On 5 May 2012 11:42, Alex Rønne Petersen <xtzgzorex at gmail.com> wrote:

> On 05-05-2012 10:23, Era Scarecrow wrote:
>
>> On Saturday, 5 May 2012 at 07:10:28 UTC, Alex Rønne Petersen wrote:
>>
>>  Right, but the question was whether the language guarantees what I
>>> described. C and C++ don't, and IMO, we should strive to fix that.
>>>
>>
>> I can't see why it wouldn't, unless the compiler adds in checks and
>> changes it's behavior or the assembler does it's own quirky magic. The
>> bit patterns of how they end up are pretty fixed, it's just how we
>> interpret them.
>>
>
> It all depends. GCC (and thus GDC) can target very exotic architectures
> where any assumptions may not, for whatever reason, hold true. This is a
> language design issue more than it's a "how does architecture X or compiler
> Y work" issue.
>
> An interesting problem with undefined behavior for integer overflow and
> underflow in C/C++ is that optimizers are basically free to do anything
> with regards to them, and often do whatever is more convenient for them.

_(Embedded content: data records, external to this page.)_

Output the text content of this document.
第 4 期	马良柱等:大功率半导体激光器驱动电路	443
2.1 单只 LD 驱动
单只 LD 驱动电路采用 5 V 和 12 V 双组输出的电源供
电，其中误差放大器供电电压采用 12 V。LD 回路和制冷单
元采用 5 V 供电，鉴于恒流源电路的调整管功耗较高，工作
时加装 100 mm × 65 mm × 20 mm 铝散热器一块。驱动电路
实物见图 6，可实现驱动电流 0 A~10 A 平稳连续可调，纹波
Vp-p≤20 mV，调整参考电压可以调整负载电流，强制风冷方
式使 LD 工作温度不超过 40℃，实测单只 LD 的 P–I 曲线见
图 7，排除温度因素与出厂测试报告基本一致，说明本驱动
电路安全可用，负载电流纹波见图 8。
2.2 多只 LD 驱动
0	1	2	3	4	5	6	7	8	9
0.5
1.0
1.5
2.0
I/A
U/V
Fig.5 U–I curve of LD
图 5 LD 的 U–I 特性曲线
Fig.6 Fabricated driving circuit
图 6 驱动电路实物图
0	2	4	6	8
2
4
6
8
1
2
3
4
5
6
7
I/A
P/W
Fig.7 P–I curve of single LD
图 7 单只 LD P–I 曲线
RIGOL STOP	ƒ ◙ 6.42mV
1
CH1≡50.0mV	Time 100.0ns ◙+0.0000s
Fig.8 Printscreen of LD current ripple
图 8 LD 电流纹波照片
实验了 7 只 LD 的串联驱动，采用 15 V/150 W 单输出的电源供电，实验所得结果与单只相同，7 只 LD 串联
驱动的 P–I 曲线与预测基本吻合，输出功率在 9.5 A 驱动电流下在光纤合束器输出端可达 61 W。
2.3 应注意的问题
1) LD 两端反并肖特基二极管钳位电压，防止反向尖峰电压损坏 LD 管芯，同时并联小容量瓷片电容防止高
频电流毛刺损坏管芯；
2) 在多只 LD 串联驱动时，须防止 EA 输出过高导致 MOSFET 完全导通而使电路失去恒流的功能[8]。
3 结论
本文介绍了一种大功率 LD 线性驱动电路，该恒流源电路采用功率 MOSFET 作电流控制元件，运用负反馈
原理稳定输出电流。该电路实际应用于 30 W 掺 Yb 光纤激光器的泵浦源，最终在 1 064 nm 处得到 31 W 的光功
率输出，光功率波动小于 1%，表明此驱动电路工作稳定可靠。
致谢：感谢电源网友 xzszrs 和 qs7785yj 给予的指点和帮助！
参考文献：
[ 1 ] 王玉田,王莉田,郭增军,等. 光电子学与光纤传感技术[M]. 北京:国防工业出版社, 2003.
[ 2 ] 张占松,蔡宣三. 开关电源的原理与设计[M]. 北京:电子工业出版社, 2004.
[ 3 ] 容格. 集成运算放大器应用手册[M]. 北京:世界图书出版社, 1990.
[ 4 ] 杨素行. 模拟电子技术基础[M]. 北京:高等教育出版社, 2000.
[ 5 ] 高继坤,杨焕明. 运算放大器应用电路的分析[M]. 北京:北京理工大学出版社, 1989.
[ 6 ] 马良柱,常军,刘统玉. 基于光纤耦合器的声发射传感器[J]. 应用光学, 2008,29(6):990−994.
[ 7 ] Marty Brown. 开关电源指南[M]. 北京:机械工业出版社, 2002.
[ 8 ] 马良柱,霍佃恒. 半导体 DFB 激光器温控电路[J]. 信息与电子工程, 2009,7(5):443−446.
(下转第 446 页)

With regard to code-gen on such colourful architectures, would stating a
defined behaviour for overflow/underflow affect the common case where an
over/underflow did not occur?
Short of an architecture that causes hardware exception on over/underflow,
I suspect that it would interfere with the common case (additional code
generated around every add/sub/etc to handle the overflow behaviour), and
on such an architecture, every single numerical integer operation would
become inefficient.

I believe this is why C doesn't define the behaviour, because C is still
effectively a macro language, and shouldn't produce 'unexpected'
inefficient code. ('unexpected' from the perspective of the architecture
you're targeting)

I would personally rather see it remain undefined like C, but with
convention approved by common/conventional architectures where cross
platform porting is likely to occur.